| hi there
i am trying to make a copy of a phpBB -any experiences here!?
i need to harvest - and collect some data. Why do i need to collect the data,
you may ask: i am an researcher and i want to do some socio-ethnographic
research. Therefore i need the data: i want to harvest the data.
Harvest is an integrated set of tools to gather, extract, organize, search,
cache, and replicate relevant information. I need to gather information out of
a phpBB2.
Can we tailor httrack to harvest and to digest information in some different
formats.
I need to fetch data out of a online-forum (a phpBB-board) and to store it
locally in a mysql-db)
Is this possible with httrack.
Well, i need to collect some of the data out of a site -
look forward to hear from you...
How to do a kinda of a spider.... okay i do not need all of the data.

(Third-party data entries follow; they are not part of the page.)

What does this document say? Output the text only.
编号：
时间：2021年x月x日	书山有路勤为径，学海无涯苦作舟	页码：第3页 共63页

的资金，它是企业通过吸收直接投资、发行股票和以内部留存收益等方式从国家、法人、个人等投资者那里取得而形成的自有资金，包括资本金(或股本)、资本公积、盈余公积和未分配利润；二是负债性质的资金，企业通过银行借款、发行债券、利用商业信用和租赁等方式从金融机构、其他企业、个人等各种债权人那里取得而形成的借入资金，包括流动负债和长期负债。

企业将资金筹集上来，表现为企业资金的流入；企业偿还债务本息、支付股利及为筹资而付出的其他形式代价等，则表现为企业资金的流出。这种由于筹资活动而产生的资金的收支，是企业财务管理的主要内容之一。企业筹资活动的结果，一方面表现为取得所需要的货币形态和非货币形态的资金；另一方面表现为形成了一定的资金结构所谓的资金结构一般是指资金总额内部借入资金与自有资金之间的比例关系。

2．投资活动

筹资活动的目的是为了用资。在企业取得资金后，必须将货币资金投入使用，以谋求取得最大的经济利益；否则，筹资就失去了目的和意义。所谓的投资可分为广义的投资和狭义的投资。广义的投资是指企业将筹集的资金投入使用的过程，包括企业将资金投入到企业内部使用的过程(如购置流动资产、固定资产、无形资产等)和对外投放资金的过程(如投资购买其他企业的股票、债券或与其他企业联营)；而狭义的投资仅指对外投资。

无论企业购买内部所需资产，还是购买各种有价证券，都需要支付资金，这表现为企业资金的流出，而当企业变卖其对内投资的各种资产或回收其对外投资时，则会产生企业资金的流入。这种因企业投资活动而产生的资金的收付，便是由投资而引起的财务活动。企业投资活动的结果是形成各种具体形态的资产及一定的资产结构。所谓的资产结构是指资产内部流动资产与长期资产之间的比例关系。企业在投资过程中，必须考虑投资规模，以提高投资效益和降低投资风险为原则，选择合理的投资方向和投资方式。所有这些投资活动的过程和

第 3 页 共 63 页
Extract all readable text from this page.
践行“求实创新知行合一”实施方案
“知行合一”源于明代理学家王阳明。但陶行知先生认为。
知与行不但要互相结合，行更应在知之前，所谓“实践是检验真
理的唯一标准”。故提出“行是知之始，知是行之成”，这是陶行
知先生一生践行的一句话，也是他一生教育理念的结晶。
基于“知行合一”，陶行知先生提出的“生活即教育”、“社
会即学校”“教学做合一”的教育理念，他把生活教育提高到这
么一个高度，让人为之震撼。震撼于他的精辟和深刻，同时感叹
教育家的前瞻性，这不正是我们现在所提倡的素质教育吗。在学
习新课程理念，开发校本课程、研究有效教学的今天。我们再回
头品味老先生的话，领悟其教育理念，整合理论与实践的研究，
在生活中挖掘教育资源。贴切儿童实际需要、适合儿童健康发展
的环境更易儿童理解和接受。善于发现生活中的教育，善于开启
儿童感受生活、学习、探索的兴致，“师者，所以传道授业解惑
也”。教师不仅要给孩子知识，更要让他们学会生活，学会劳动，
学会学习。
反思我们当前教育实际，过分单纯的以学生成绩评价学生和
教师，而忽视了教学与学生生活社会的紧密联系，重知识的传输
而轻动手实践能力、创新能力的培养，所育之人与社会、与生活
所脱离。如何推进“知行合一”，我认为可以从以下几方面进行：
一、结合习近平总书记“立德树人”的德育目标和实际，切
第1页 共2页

But for
the empirical research that i have in mind i need all the threads with data of
poster (username)
timestamp
threadnumber
thread-title
messagebody (of course)
and some other tiny data sets....
what do you think? Is this possible with httrack. Or should i set up a certain
Perl-script to run it against the forums.
I have a beginning - a script: see here for some beginnings:
forums.devshed.com/perl-programming-6/minor-change-in-lwp-need-ideas-how-to-accomplish-388061.html
and phpbbdoctor.com/doc_tables.php for a list of the tables - i do not need
all of them.
I look forward to hear from you. I want to see how i can solve this issue with
httrack? Mail me to floobee@web.de - i hope to hear from you soon.
regards
butcher | |